Forêt, tourbière et la longue lumière

À terre, les sentiers traversent un terrain boréal classique, en grande partie sur des passerelles de bois au-dessus de tourbières où le sol engloutirait sinon les bottes. Les sentiers de Malady Head et Coastal offrent des vues plongeant sur les bras de mer ; les boucles plus courtes autour des étangs sont calmes et pleines de chants d’oiseaux. J’en ai parcouru une dans la longue soirée nordique, quand la lumière se fait douce et s’étire pendant des heures, et les seuls autres êtres vivants que j’ai vus furent un lièvre d’Amérique qui s’est figé pour me considérer, et les plongeons, dont les appels à travers l’eau immobile sont le son que j’associerai toujours à cette partie du monde.
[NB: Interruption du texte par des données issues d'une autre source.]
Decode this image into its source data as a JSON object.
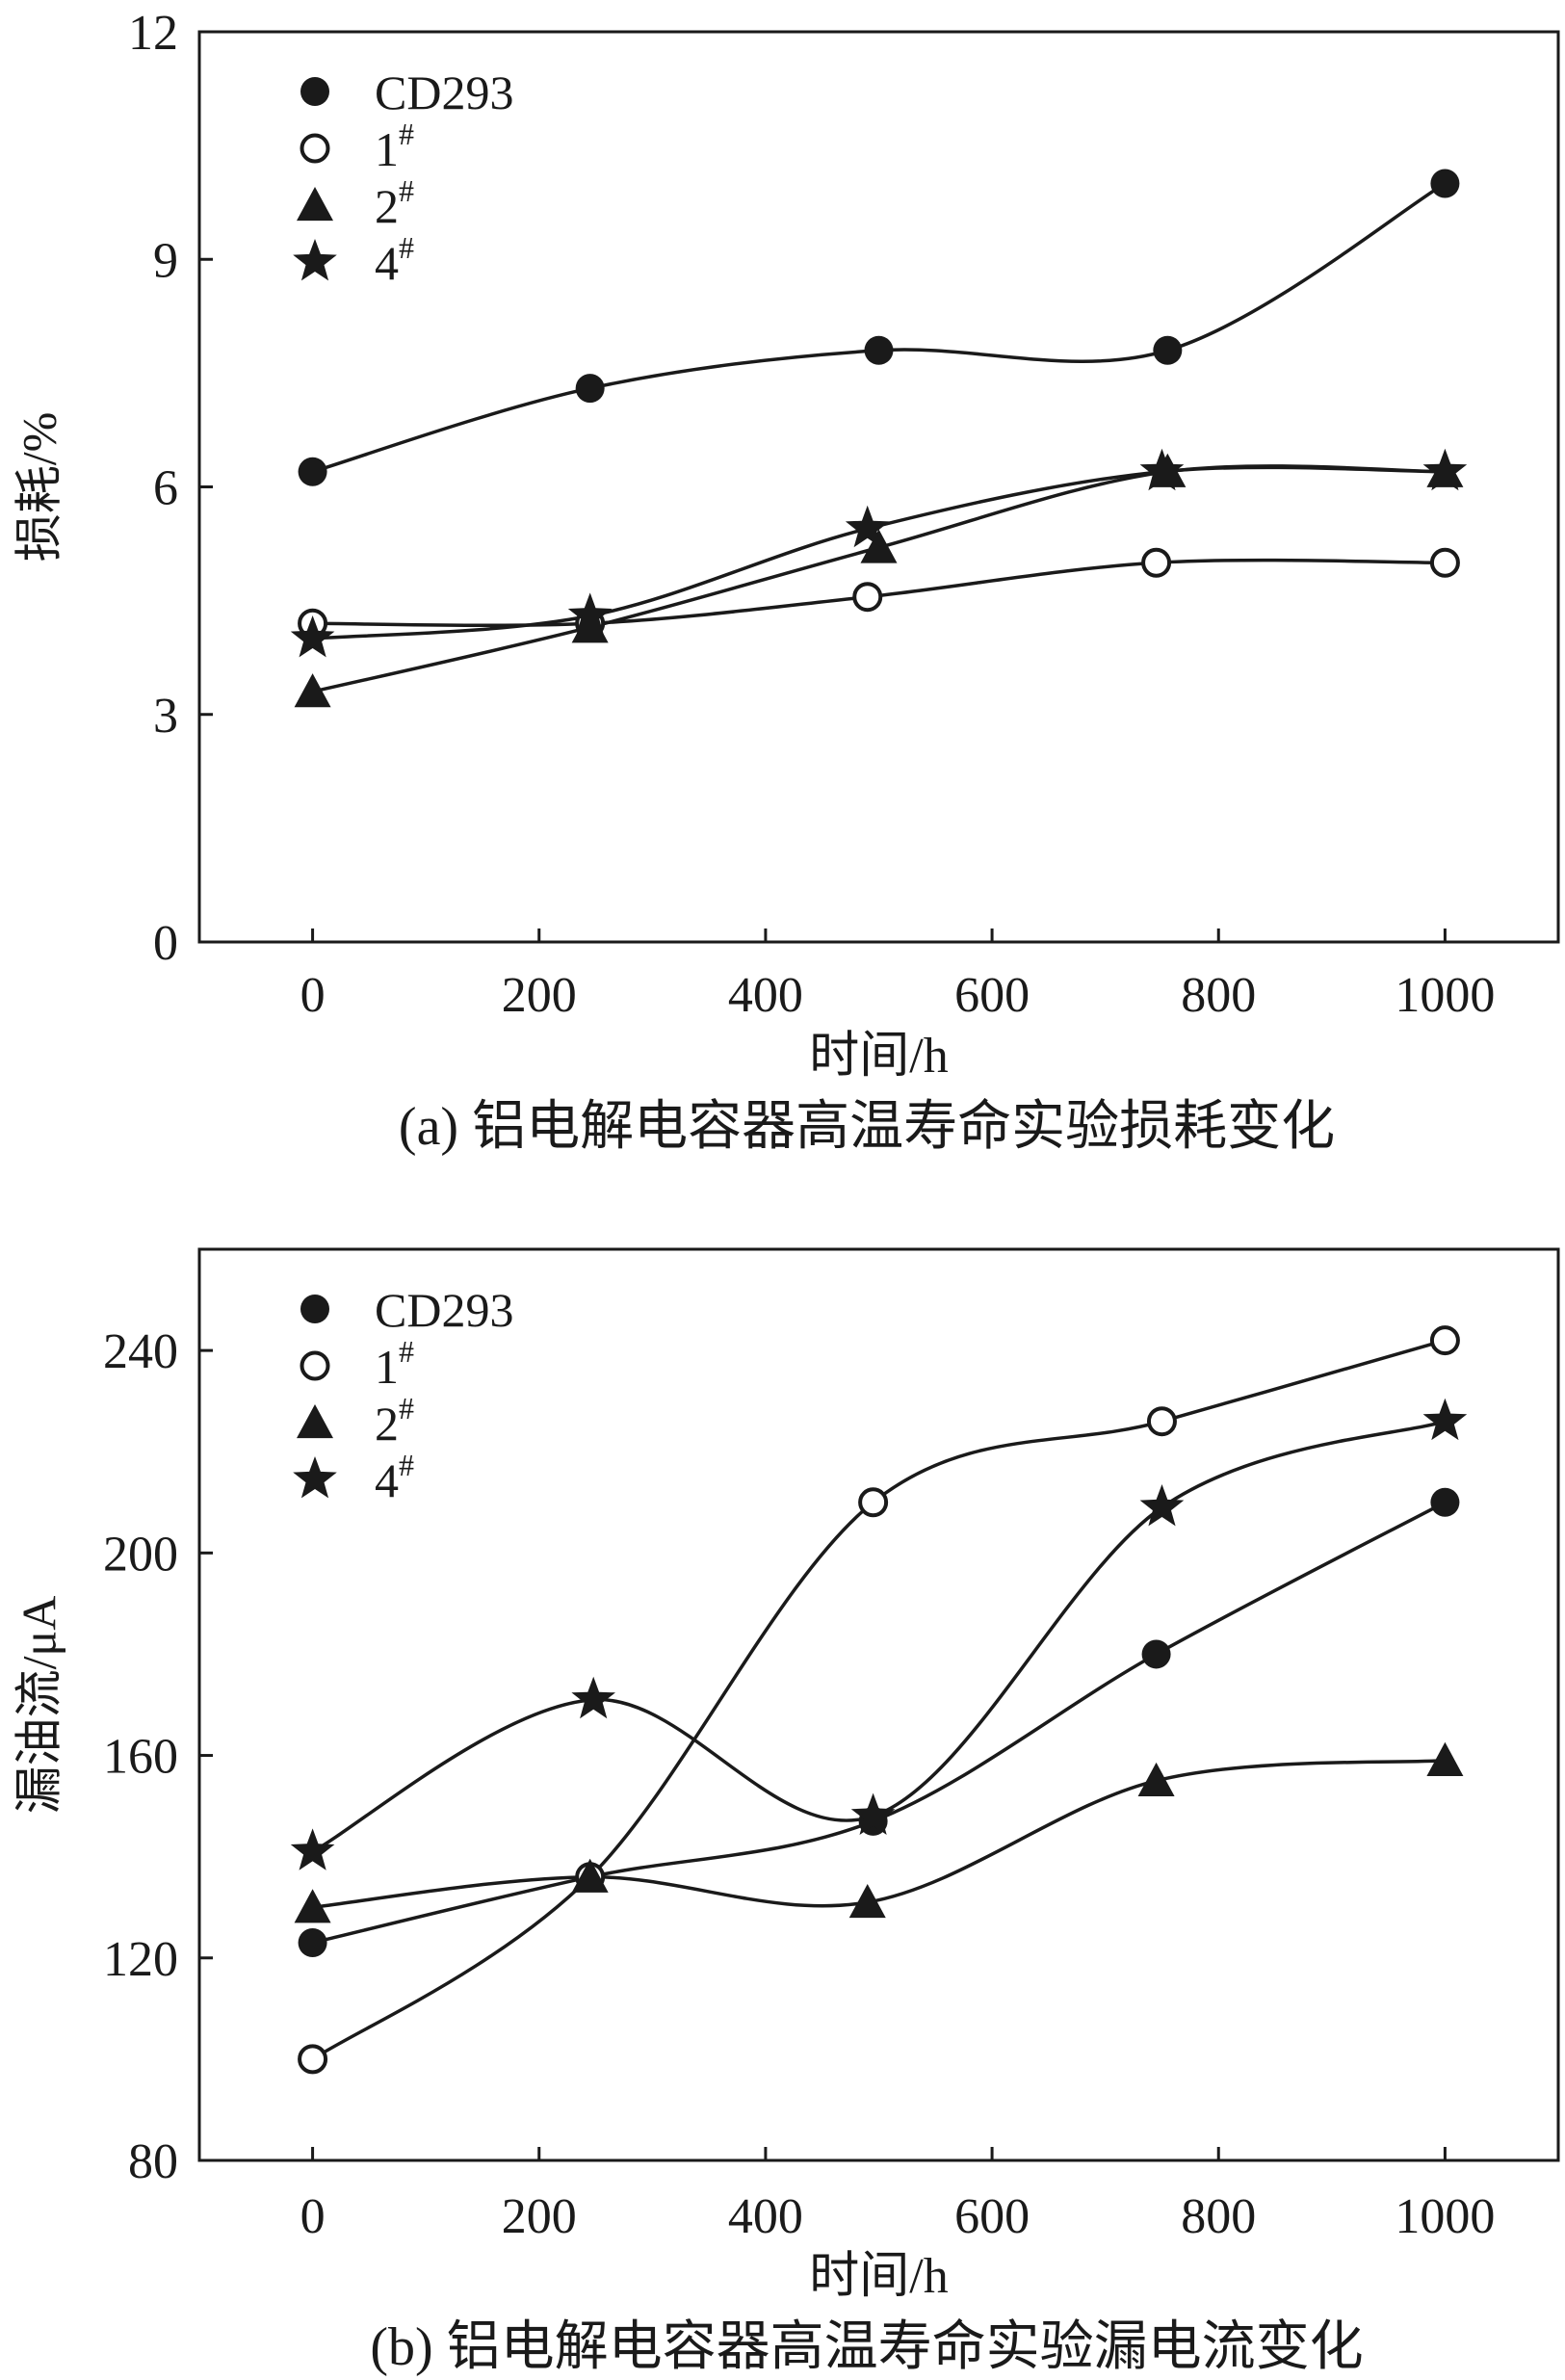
{
  "chart_data": [
    {
      "type": "line",
      "caption": "(a) 铝电解电容器高温寿命实验损耗变化",
      "xlabel": "时间/h",
      "ylabel": "损耗/%",
      "xlim": [
        -100,
        1100
      ],
      "ylim": [
        0,
        12
      ],
      "xticks": [
        0,
        200,
        400,
        600,
        800,
        1000
      ],
      "yticks": [
        0,
        3,
        6,
        9,
        12
      ],
      "grid": false,
      "legend_position": "top-left",
      "series": [
        {
          "name": "CD293",
          "marker": "filled-circle",
          "x": [
            0,
            245,
            500,
            755,
            1000
          ],
          "y": [
            6.2,
            7.3,
            7.8,
            7.8,
            10.0
          ]
        },
        {
          "name": "1#",
          "marker": "open-circle",
          "x": [
            0,
            245,
            490,
            745,
            1000
          ],
          "y": [
            4.2,
            4.2,
            4.55,
            5.0,
            5.0
          ]
        },
        {
          "name": "2#",
          "marker": "filled-triangle",
          "x": [
            0,
            245,
            500,
            755,
            1000
          ],
          "y": [
            3.3,
            4.15,
            5.2,
            6.2,
            6.2
          ]
        },
        {
          "name": "4#",
          "marker": "star",
          "x": [
            0,
            245,
            490,
            750,
            1000
          ],
          "y": [
            4.0,
            4.3,
            5.45,
            6.2,
            6.2
          ]
        }
      ]
    },
    {
      "type": "line",
      "caption": "(b) 铝电解电容器高温寿命实验漏电流变化",
      "xlabel": "时间/h",
      "ylabel": "漏油流/μA",
      "xlim": [
        -100,
        1100
      ],
      "ylim": [
        80,
        260
      ],
      "xticks": [
        0,
        200,
        400,
        600,
        800,
        1000
      ],
      "yticks": [
        80,
        120,
        160,
        200,
        240
      ],
      "grid": false,
      "legend_position": "top-left",
      "series": [
        {
          "name": "CD293",
          "marker": "filled-circle",
          "x": [
            0,
            245,
            495,
            745,
            1000
          ],
          "y": [
            123,
            136,
            147,
            180,
            210
          ]
        },
        {
          "name": "1#",
          "marker": "open-circle",
          "x": [
            0,
            245,
            495,
            750,
            1000
          ],
          "y": [
            100,
            136,
            210,
            226,
            242
          ]
        },
        {
          "name": "2#",
          "marker": "filled-triangle",
          "x": [
            0,
            245,
            490,
            745,
            1000
          ],
          "y": [
            130,
            136,
            131,
            155,
            159
          ]
        },
        {
          "name": "4#",
          "marker": "star",
          "x": [
            0,
            248,
            495,
            750,
            1000
          ],
          "y": [
            141,
            171,
            148,
            209,
            226
          ]
        }
      ]
    }
  ]
}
Un sentier sur passerelle serpentant à travers une tourbière boréale et des épinettes rabougries sous la longue et douce lumière du soir à Terra Nova

Le parc propose un programme du soir à l’amphithéâtre du camping, et un soir j’y suis allé, surtout par curiosité, et j’ai écouté une jeune interprète parler de la forêt boréale avec ce genre d’enthousiasme sans réserve qui vous fait reconsidérer si vous avez prêté assez attention aux tourbières. À la fin, j’avais véritablement révisé mon opinion sur les tourbières. Voilà l’effet de Terra Nova si on le laisse faire : il ne s’annonce pas, mais il s’insinue sous la peau de la manière la plus discrète qui soit.

Quand y aller

L’été, de la fin juin au début septembre environ, est la saison — les sentiers sont ouverts, les locations de kayak fonctionnent, et les longues soirées sont à leur meilleur. Juillet et août sont les plus chauds mais amènent les mouches noires et les moustiques qui sont le prix de la forêt boréale, alors venez équipé de répulsif et peut-être d’une moustiquaire de tête. L’automne apporte la couleur et la solitude à mesure que les foules disparaissent. Le parc ferme plus ou moins pour l’hiver, même si le paysage sous la neige est magnifique si vous êtes équipé pour cela.